“Queer Hopes Frustrated by the Pandemic? Theorizing Queer Futurity from Tokyo’s Gay Nightlife District” @ AAS2022, March 25

nichome covid
Two gay men attend a bar in Ni-chome during COVID in late 2020. Photo by Kim Kyung-Hoon/Reuters.

I’m very excited to announce that I will be presenting some reflections emerging from my recent book Regimes of Desire at the 2022 Annual Conference of the Association for Asian Studies in Hawaii, March 22-27!

On Friday March 25 at 11:30am-1:00pm (Hawaii Standard Time), I will be joining colleagues on the virtual panel “Reflections on COVID–19, the Tokyo 2020 Olympic and Paralympic Games, and their Legacies for Old, Poor, Disabled, Immigrant, and Sexual Minority Communities in Japan.” The panel was organized by superstar scholar Mark Bookman of Tokyo College. The panel abstract is below:

The Tokyo 2020 Olympic and Paralympic Games and ongoing COVID–19 crisis have provided spaces for advocacy for old, poor, disabled, immigrant, and sexual minority communities in Japan. By passing laws, producing media, and redesigning cityscapes, advocates and members of the general public have contributed to projects to build a more inclusive society. Despite their contributions (or perhaps because of them), such projects have frequently failed to combat discrimination, improve accessibility, and correct for longstanding economic inequalities. In this panel, we consider some of the factors that constrained efforts to use the 2020 Games and COVID–19 crisis to promote diversity in Japan while utilizing our case studies to suggest paths for a more inclusive future. By combining disciplinary approaches from History, Anthropology, Political Science, and Urban Studies, we demonstrate how advocates and regular citizens alike empowered some marginalized persons at the expense of others and show how their exclusions may influence broader communities inside and outside Japan. Ultimately, our empirical analyses act as a gateway to explore prescriptive policy interventions and avenues for community action.

My own presentation is entitled “Queer Hopes Frustrated by the Pandemic?

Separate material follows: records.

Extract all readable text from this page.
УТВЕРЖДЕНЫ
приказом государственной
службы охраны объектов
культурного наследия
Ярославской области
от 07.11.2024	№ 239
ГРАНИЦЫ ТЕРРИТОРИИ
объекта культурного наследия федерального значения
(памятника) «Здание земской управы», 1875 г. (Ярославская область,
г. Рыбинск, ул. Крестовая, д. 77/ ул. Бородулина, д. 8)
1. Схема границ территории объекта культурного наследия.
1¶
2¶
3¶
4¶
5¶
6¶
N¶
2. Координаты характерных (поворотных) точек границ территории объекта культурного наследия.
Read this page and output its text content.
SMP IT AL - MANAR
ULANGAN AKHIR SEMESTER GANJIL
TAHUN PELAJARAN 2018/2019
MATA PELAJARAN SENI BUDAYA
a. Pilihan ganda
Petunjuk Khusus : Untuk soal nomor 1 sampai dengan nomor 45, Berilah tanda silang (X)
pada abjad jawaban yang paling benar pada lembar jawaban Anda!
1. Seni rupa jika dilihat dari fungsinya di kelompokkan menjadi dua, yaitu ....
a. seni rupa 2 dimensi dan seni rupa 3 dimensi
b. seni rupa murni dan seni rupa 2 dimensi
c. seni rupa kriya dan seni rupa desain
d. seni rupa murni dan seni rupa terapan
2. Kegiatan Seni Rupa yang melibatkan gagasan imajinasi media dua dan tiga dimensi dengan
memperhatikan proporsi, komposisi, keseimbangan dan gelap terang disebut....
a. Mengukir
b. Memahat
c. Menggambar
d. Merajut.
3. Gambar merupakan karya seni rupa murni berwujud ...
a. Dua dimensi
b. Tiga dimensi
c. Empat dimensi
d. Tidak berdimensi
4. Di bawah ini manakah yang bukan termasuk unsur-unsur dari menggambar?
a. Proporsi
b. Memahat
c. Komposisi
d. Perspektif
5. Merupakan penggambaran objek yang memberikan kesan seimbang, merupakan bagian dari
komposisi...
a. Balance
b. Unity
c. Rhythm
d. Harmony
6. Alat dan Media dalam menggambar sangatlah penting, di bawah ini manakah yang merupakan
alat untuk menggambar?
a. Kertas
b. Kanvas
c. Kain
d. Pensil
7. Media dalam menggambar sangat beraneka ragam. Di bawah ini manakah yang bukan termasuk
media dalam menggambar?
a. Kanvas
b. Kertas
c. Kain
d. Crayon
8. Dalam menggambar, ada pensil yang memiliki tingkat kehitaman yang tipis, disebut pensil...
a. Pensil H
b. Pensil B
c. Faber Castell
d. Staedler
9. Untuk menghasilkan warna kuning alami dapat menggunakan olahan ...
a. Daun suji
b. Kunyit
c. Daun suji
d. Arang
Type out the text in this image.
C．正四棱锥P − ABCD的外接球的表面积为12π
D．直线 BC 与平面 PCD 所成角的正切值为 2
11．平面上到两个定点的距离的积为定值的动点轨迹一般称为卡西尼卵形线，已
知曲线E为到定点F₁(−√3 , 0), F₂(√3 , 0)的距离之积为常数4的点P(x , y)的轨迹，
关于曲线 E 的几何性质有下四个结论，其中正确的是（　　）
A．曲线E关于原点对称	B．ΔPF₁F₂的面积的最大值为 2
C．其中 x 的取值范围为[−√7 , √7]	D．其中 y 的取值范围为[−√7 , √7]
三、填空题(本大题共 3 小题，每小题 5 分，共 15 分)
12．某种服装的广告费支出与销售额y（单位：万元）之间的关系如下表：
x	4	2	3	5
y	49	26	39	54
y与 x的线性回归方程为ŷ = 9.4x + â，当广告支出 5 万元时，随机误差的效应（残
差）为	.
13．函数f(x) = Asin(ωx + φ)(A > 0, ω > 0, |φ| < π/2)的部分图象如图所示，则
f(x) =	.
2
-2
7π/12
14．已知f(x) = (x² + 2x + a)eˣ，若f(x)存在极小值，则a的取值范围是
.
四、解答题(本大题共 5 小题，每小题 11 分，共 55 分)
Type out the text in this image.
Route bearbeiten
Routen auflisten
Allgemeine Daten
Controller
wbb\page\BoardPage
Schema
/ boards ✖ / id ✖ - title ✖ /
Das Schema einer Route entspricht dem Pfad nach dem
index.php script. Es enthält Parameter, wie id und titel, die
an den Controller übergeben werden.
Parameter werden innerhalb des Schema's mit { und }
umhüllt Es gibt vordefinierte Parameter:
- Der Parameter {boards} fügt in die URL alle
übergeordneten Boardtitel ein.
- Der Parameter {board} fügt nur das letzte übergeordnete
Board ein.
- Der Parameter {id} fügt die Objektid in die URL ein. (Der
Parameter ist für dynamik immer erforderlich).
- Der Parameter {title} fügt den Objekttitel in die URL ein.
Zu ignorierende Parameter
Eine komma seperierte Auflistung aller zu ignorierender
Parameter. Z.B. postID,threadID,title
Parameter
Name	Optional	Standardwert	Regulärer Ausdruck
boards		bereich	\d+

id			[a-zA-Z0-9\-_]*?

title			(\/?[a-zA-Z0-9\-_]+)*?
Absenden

Theorizing Queer Futurity from Tokyo’s Gay Nightlife District.” If you’re attending AAS 2022, do please come along and hear my thoughts on the impacts of COVID-19 on Tokyo’s gay nightlife district of Shinjuku Ni-chome. Our panel is fully virtual. Here is the abstract:

From 2015 until 2017, Japanese media underwent a so-called LGBT Boom as debates concerning queer rights emerged as a prominent topic. Simultaneously, informants I interviewed in Tokyo’s gay nightlife district of Shinjuku Ni-chōme consistently positioned the upcoming Tokyo Olympics as a moment when Japan’s somewhat parochial queer culture would undergo significant transformations. My interlocutors voiced hopes that a renewed focus on queer rights in the district would shift systems of xenophobic and gendered discrimination central to Japan’s gay male culture. Hope represented a resource that young gay men traveling to this important queer space would deploy to combat discrimination they had faced in both mainstream society and within Shinjuku Ni-chōme itself. As the COVID-19 pandemic swept across the world and anti-Olympics sentiment developed in Japan during 2020 and 2021, there is a need to complicate arguments about the hopes expressed by young gay men during the LGBT Boom to re-theorize queer futurity in the post-COVID Japanese context. In this presentation, I marry a critical discursive analysis of social and traditional media debates concerning Shinjuku Ni-chōme during the pandemic and Tokyo Olympics to a queer affective reading of my interlocutors’ narratives of hope from the earlier LGBT Boom to explore slippages in articulations of the future. Rather than adopting an overly pessimistic reading, however, my analysis of hope before and during the COVID-19 pandemic and 2020 Olympics reveals how concerns in the present among young gay men are mobilized to produce queer knowledge that is fundamentally emancipatory in its future orientation.